Does effectiveness of exercise therapy and mobilisation techniques offer guidance for the treatment of lateral and medial epicondylitis?

Due to the change in paradigm of the histological nature of epicondylitis, therapeutic modalities as exercises such as stretching and eccentric loading and mobilisation are considered for its treatment. To assess the evidence for effectiveness of exercise therapy and mobilisation techniques for both medial and lateral epicondylitis searches in PubMed, Embase, Cinahl and Pedro were performed to identify relevant randomised clinical trials (RCTs) and systematic reviews were conducted. Two reviewers independently extracted data and assessed the methodological quality. One review and 12 RCTs, all studying lateral epicondylitis, were included. Different therapeutic regimes were evaluated: stretching, strengthening, concentric/eccentric exercises and manipulation of the cervical or thoracic spine, elbow or wrist. No statistical pooling of the results could be performed as a result of the heterogeneity of the included studies. Therefore, a best-evidence synthesis was used to summarise the results. Moderate evidence for the short-term effectiveness was found in favour of stretching plus strengthening exercises as opposed to ultrasound plus friction massage.
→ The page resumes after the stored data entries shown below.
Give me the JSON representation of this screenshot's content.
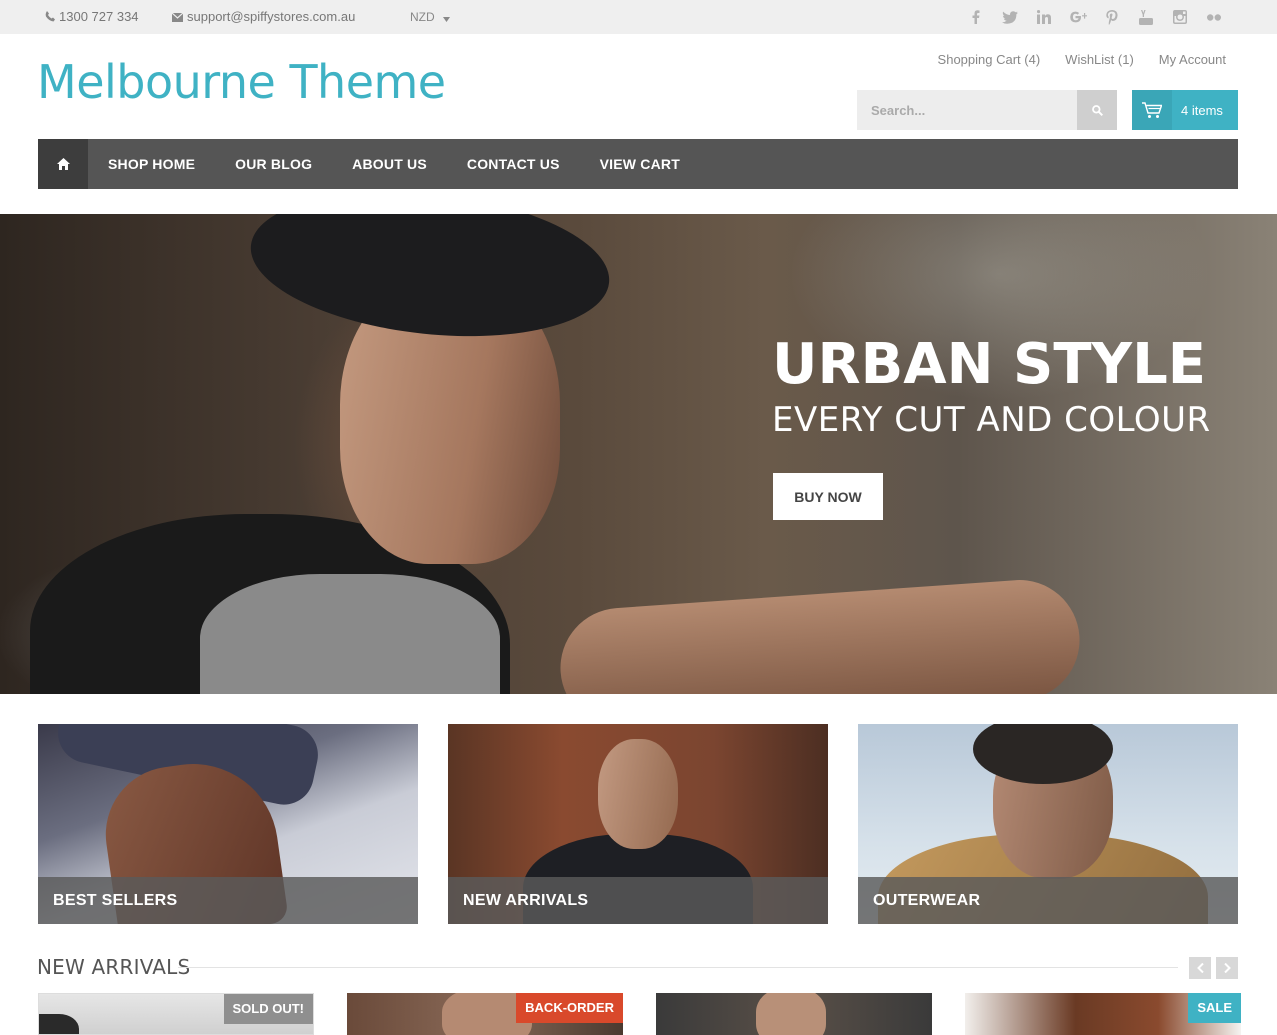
{
  "topbar": {
    "phone": "1300 727 334",
    "email": "support@spiffystores.com.au",
    "currency": "NZD",
    "social_icons": [
      "facebook-icon",
      "twitter-icon",
      "linkedin-icon",
      "google-plus-icon",
      "pinterest-icon",
      "youtube-icon",
      "instagram-icon",
      "flickr-icon"
    ]
  },
  "header": {
    "brand": "Melbourne Theme",
    "links": {
      "cart": "Shopping Cart (4)",
      "wishlist": "WishList (1)",
      "account": "My Account"
    },
    "search_placeholder": "Search...",
    "cart_items": "4 items"
  },
  "nav": {
    "items": [
      "SHOP HOME",
      "OUR BLOG",
      "ABOUT US",
      "CONTACT US",
      "VIEW CART"
    ]
  },
  "hero": {
    "title": "URBAN STYLE",
    "subtitle": "EVERY CUT AND COLOUR",
    "button": "BUY NOW"
  },
  "categories": [
    {
      "label": "BEST SELLERS"
    },
    {
      "label": "NEW ARRIVALS"
    },
    {
      "label": "OUTERWEAR"
    }
  ],
  "section": {
    "title": "NEW ARRIVALS"
  },
  "products": [
    {
      "badge": "SOLD OUT!"
    },
    {
      "badge": "BACK-ORDER"
    },
    {
      "badge": ""
    },
    {
      "badge": "SALE"
    }
  ],
  "colors": {
    "accent": "#3fb2c4",
    "nav_bg": "#555555",
    "badge_backorder": "#d9492b",
    "badge_soldout": "#8f8f8f"
  }
}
Moderate evidence for short-term and mid-term effectiveness was found for the manipulation of the cervical and thoracic spine as add-on therapy to concentric and eccentric stretching plus mobilisation of wrist and forearm. For all other interventions only limited, conflicting or no evidence could be found.

While not conclusive at this time, these results support the belief that strength training decreases symptoms in tendinosis. The short-term analgesic effect of manipulation techniques might make more vigorous stretching and strengthening exercises possible resulting in a better and faster recovery process of the affected tendon in lateral epicondylitis.